Chip behemoth Intel (INTC - Free Intel Stock Report) reported fairly good news for the March quarter. More specifically, earnings per share came in at $0.53, which although a few cents below the prior-year tally, managed to outdistance our initial $0.50 estimate. Revenues outpaced last year's figure, at just over $12.9 billion, which is particularly impressive, given the somewhat uneven economic recovery. However, the gross margin came in at 64%, which was a tad lower than we had expected.

PC Client Group revenue was down 7% on a sequential basis, at $8.5 billion. (Investors should keep in mind that the December period is Intel's strongest seasonally.) Also, the Other Intel Architecture Group slipped modestly from the December quarter, to $1.1 billion. Particularly noteworthy is that Data Center Group revenue declined approximately 10% from the prior period, to $2.5 billion, and was flat relative to last year. It also should be noted that this segment had been particularly strong in recent quarters, and helped to offset sluggishness in the personal computer market. Thus, the relatively lackluster results in this segment may be something to keep an eye on. On the other hand, the first quarter of 2012 benefited from full-quarter revenue contributions from last year's McAfee and Infineon Wireless Solutions acquisitions.

As a result of the recent news, we have upped our full-year revenue outlook to $56.875 billion, a slight increase from our initial $56.560 billion estimate. Additionally, full-year earnings per share are likely to be $2.45, a nickel increase from our early-April full-page review. We also have increased our June-period revenue and earnings estimates to $13.6 billion and $0.56 a share, respectively. The gross margin, however, will probably decline a bit compared to the March-period level.

Intel stock fell modestly, despite the decent earnings showing. We believe that this might reflect the aforementioned sluggishness in the Data Center Group, coupled with a less-than-sanguine gross margin view for the June period. What's more, although the company outdistanced Wall Street's expectations for the period, we believe that some had anticipated an even stronger showing.

We continue to like the Intel story for the longer term. The company will continue to be the market leader in the personal computer chip sector for years to come. However, this segment is relatively mature, and thus, top-line growth there might well be only moderate. With that in mind, Intel will likely continue to augment its manufacturing processes in order to increase efficiency and reduce costs, and thus give it a leg up on the competition. Its pristine balance sheet is also a plus. What's more, Intel continues to strive to diversify its operations. Last year's acquisitions of McAfee and Infineon's Wireless Solutions business are a step in the right direction, in our view. Furthermore, the company plans to enter the Internet-based TV service market, which is an interesting endeavor to keep an eye on. The stock offers a yield that is solid, particularly compared to its technology peers, and the payout is secure.

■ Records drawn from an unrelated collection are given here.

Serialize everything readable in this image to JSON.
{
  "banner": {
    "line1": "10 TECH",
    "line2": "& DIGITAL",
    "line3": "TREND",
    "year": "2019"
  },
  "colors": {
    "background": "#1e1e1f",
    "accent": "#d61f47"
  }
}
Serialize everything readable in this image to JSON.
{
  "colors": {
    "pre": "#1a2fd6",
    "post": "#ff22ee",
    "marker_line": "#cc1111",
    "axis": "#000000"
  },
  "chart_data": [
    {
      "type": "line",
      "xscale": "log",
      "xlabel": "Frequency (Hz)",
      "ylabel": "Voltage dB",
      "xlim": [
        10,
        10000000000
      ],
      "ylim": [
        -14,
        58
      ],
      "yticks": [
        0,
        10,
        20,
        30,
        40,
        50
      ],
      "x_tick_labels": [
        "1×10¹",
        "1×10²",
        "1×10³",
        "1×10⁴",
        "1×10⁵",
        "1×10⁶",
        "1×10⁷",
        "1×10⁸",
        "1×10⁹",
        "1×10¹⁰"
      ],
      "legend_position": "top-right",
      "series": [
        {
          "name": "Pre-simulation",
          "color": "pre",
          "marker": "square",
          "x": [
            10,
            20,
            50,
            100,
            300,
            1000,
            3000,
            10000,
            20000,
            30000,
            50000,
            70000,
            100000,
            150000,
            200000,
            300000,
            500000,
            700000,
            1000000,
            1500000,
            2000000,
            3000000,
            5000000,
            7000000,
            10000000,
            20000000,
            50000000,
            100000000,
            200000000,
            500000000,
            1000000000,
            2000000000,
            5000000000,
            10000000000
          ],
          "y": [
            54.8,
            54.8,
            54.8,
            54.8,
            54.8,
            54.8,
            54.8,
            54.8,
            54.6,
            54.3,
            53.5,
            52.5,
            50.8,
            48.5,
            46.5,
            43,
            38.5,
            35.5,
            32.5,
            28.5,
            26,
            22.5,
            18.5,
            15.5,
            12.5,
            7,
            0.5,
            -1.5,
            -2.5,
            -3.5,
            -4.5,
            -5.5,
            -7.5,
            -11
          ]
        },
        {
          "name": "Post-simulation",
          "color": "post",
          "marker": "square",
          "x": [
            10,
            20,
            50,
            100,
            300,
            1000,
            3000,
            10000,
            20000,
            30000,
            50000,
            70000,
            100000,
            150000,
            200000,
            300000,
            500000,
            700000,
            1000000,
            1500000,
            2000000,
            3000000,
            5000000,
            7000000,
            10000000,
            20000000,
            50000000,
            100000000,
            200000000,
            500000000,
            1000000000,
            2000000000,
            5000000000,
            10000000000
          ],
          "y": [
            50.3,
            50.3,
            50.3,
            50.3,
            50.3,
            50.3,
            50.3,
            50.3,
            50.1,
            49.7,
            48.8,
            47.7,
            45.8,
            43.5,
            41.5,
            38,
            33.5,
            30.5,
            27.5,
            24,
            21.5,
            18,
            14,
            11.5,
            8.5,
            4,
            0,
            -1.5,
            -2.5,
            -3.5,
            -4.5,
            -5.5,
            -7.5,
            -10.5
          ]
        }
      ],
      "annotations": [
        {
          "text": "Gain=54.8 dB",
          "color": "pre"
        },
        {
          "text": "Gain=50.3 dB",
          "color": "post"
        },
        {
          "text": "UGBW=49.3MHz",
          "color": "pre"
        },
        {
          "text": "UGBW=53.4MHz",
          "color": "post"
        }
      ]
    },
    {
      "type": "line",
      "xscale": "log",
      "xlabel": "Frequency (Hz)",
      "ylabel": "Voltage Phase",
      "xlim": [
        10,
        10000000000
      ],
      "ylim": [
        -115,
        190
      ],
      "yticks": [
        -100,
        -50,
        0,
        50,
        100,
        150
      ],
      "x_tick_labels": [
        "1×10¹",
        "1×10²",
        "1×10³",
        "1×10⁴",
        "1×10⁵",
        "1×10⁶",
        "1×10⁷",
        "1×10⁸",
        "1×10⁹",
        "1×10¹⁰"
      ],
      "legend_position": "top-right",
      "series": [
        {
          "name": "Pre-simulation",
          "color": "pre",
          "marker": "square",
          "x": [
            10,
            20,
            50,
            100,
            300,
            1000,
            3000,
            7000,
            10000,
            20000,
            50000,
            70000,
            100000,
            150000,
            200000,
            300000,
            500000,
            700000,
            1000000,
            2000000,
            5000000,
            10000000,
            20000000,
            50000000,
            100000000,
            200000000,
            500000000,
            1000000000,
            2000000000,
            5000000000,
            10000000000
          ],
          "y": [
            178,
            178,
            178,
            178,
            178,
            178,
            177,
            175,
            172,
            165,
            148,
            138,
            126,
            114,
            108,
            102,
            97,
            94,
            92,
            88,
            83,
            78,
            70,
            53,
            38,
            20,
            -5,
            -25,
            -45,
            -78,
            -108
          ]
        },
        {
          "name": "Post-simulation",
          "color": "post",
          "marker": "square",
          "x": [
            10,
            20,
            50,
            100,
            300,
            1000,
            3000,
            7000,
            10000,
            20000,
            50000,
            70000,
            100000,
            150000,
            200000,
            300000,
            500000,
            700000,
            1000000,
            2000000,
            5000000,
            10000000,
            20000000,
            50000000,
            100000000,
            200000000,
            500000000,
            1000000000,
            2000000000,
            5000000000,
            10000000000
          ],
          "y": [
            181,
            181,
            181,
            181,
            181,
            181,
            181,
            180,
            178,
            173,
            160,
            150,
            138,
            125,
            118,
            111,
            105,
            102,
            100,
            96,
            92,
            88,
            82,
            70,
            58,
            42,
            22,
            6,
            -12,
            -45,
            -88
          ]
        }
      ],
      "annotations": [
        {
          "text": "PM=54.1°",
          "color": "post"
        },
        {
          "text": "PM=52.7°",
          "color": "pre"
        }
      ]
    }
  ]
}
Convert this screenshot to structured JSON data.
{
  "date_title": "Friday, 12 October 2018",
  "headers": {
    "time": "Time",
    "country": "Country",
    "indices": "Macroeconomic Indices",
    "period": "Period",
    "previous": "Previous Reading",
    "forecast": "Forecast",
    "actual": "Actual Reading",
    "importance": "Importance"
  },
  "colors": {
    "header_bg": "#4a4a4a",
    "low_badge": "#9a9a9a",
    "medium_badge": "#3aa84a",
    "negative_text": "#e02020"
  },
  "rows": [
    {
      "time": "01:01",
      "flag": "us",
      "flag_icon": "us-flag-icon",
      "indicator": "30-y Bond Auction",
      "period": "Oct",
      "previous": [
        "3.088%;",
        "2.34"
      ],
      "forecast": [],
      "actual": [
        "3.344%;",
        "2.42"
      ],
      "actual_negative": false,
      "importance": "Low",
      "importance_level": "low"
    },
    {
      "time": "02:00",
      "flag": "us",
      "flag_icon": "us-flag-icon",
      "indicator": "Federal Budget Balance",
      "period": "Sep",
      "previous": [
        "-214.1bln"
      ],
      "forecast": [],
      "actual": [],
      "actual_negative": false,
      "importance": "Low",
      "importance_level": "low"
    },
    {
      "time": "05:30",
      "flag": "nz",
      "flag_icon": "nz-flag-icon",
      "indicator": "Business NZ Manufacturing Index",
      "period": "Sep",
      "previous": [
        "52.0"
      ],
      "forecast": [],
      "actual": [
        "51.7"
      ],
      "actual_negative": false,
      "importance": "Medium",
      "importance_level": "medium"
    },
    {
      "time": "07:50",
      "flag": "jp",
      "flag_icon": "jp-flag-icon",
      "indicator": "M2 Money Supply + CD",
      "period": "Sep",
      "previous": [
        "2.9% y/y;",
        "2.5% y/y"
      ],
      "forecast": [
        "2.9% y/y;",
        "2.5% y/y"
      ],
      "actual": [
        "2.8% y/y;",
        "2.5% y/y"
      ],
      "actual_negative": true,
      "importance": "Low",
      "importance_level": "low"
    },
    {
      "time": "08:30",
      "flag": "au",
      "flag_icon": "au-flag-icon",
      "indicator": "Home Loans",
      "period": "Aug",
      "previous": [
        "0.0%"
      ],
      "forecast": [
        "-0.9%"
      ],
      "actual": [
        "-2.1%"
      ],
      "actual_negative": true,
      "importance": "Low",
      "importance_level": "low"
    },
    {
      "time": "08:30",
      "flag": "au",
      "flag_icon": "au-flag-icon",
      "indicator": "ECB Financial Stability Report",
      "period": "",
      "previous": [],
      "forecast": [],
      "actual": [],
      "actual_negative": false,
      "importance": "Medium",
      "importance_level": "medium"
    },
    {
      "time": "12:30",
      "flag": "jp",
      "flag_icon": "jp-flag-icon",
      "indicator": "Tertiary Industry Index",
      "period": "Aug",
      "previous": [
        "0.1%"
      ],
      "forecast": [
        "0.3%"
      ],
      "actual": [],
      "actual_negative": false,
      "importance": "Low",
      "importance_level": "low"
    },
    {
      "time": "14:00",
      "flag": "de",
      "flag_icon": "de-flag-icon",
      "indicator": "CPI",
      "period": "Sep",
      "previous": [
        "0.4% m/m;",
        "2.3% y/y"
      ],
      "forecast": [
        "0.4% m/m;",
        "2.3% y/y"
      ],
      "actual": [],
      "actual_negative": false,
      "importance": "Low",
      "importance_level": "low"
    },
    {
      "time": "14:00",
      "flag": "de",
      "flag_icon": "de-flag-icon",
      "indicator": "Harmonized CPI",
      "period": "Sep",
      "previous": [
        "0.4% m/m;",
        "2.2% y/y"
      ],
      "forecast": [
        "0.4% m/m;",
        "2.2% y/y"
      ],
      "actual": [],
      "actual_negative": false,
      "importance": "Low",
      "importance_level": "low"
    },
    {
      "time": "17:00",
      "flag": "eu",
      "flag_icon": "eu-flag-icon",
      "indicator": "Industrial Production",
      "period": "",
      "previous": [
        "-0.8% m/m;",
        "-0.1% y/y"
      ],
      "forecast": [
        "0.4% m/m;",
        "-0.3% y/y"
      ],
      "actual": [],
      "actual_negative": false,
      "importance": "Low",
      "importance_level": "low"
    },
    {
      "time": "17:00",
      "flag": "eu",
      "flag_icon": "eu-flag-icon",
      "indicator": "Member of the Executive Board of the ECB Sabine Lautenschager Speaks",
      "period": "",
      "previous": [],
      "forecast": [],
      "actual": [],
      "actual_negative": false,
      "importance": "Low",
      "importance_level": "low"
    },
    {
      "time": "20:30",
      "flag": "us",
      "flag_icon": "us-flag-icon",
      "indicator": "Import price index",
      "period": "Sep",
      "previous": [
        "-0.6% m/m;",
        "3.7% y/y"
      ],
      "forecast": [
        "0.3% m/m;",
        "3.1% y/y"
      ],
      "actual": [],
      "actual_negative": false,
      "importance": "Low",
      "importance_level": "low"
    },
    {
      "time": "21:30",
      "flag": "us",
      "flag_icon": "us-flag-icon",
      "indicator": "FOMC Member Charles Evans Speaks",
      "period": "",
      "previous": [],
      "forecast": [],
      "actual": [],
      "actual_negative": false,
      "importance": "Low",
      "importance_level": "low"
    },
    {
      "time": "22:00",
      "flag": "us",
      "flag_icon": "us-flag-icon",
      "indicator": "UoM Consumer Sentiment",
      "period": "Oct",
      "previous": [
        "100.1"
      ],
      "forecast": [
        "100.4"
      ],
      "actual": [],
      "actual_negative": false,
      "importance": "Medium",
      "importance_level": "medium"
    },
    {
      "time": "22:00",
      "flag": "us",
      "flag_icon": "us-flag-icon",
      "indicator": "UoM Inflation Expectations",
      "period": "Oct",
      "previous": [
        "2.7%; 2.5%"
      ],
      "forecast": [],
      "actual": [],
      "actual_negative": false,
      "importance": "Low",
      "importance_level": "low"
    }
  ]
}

About The Company:Intel Corporation is a leading manufacturer of integrated circuits. In addition to primarily supplying manufacturers of personal computers, the company serves a multitude of other global markets, including communications, industrial automation, military, and other electronic equipment. Intel’s product line consists of microprocessors, with the Pentium series being the most notable. It also manufactures microcontrollers and memory chips, and the company sells computer modules and boards, and network products.

At the time of this article’s writing, the author did not have positions in any of the companies mentioned.